Rival ride-hailing company Lyft, which does give riders the option to tip, has expanded its nationwide presence by a third to 300 cities since the beginning of the year. In late January, Uber was hit was a social media campaign called #DeleteUber after the company was perceived as not being in sync with those protesting President Trump's first Muslim travel ban.
But by far the biggest scandal to hit the company — which includes a 2014 ad campaign in France that touted its attractive female drivers — surfaced in late February when former engineer Susan Fowler wrote a blog post accusing the company of ignoring her complaints about a sexist boss because he was considered a valued employee.
That bombshell led to reportedly emotional in-house meetings in which Kalanick admitted the company needed to change its culture. He brought in Uber adviser and former U.S. attorney general Eric Holder to conduct an internal investigation and began his hunt for a COO.
Uber is among the fastest-growing tech startups in history, launching in 2009 as a way to order idle black town cars and over the next eight years evolving into a global transportation company worth $68 billion.
But that rapid ascent has been marked by controversy.
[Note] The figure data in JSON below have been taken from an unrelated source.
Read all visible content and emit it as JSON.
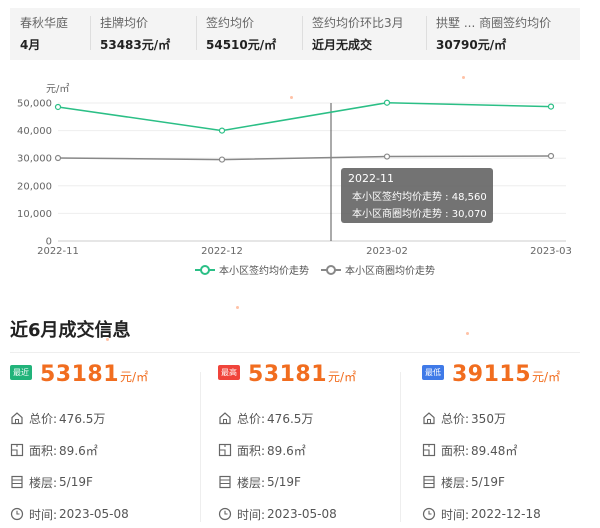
{
  "stats": [
    {
      "label": "春秋华庭",
      "value": "4月"
    },
    {
      "label": "挂牌均价",
      "value": "53483元/㎡"
    },
    {
      "label": "签约均价",
      "value": "54510元/㎡"
    },
    {
      "label": "签约均价环比3月",
      "value": "近月无成交"
    },
    {
      "label": "拱墅 ...    商圈签约均价",
      "value": "30790元/㎡"
    }
  ],
  "chart_data": {
    "type": "line",
    "categories": [
      "2022-11",
      "2022-12",
      "2023-02",
      "2023-03"
    ],
    "ylabel": "元/㎡",
    "ylim": [
      0,
      50000
    ],
    "yticks": [
      "0",
      "10,000",
      "20,000",
      "30,000",
      "40,000",
      "50,000"
    ],
    "grid": true,
    "series": [
      {
        "name": "本小区签约均价走势",
        "color": "#2bbf86",
        "values": [
          48560,
          40000,
          50100,
          48700
        ]
      },
      {
        "name": "本小区商圈均价走势",
        "color": "#888888",
        "values": [
          30070,
          29500,
          30600,
          30800
        ]
      }
    ],
    "tooltip": {
      "title": "2022-11",
      "rows": [
        {
          "label": "本小区签约均价走势 : 48,560",
          "color": "#2bbf86"
        },
        {
          "label": "本小区商圈均价走势 : 30,070",
          "color": "#aaaaaa"
        }
      ]
    },
    "legend_position": "bottom"
  },
  "section": {
    "title": "近6月成交信息"
  },
  "cards": [
    {
      "badge": "最近",
      "badge_color": "#21b37a",
      "price": "53181",
      "unit": "元/㎡",
      "total_label": "总价:",
      "total": "476.5万",
      "area_label": "面积:",
      "area": "89.6㎡",
      "floor_label": "楼层:",
      "floor": "5/19F",
      "time_label": "时间:",
      "time": "2023-05-08"
    },
    {
      "badge": "最高",
      "badge_color": "#f0443b",
      "price": "53181",
      "unit": "元/㎡",
      "total_label": "总价:",
      "total": "476.5万",
      "area_label": "面积:",
      "area": "89.6㎡",
      "floor_label": "楼层:",
      "floor": "5/19F",
      "time_label": "时间:",
      "time": "2023-05-08"
    },
    {
      "badge": "最低",
      "badge_color": "#3f7ae8",
      "price": "39115",
      "unit": "元/㎡",
      "total_label": "总价:",
      "total": "350万",
      "area_label": "面积:",
      "area": "89.48㎡",
      "floor_label": "楼层:",
      "floor": "5/19F",
      "time_label": "时间:",
      "time": "2022-12-18"
    }
  ],
  "icons": {
    "total": "house-icon",
    "area": "floorplan-icon",
    "floor": "building-icon",
    "time": "clock-icon"
  }
}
Defined by Kalanick's hard-charging style, the company grew in part by flouting municipal regulations, angering taxi cab associations and frustrating many drivers who are not considered employees.
Kalanick has in the past noted that the company would radically improve its business prospects if it got rid of drivers. Since then, Uber has raced into self-driving car research and, last August, paid $670 million for a months-old self-driving truck startup called Otto.
Last month, Waymo, the name of Google's 7-year-old self driving car division, sued Uber, alleging that Otto's sensor technology was stolen by former Google employee Anthony Levandowski shortly before Levandowski left to found Otto.
Uber has called that charge "baseless," and last week suggested that the patent infringement dispute be resolved not in court but by binding arbitration because that's what Levandowski's contract with Google required in the event of a dispute.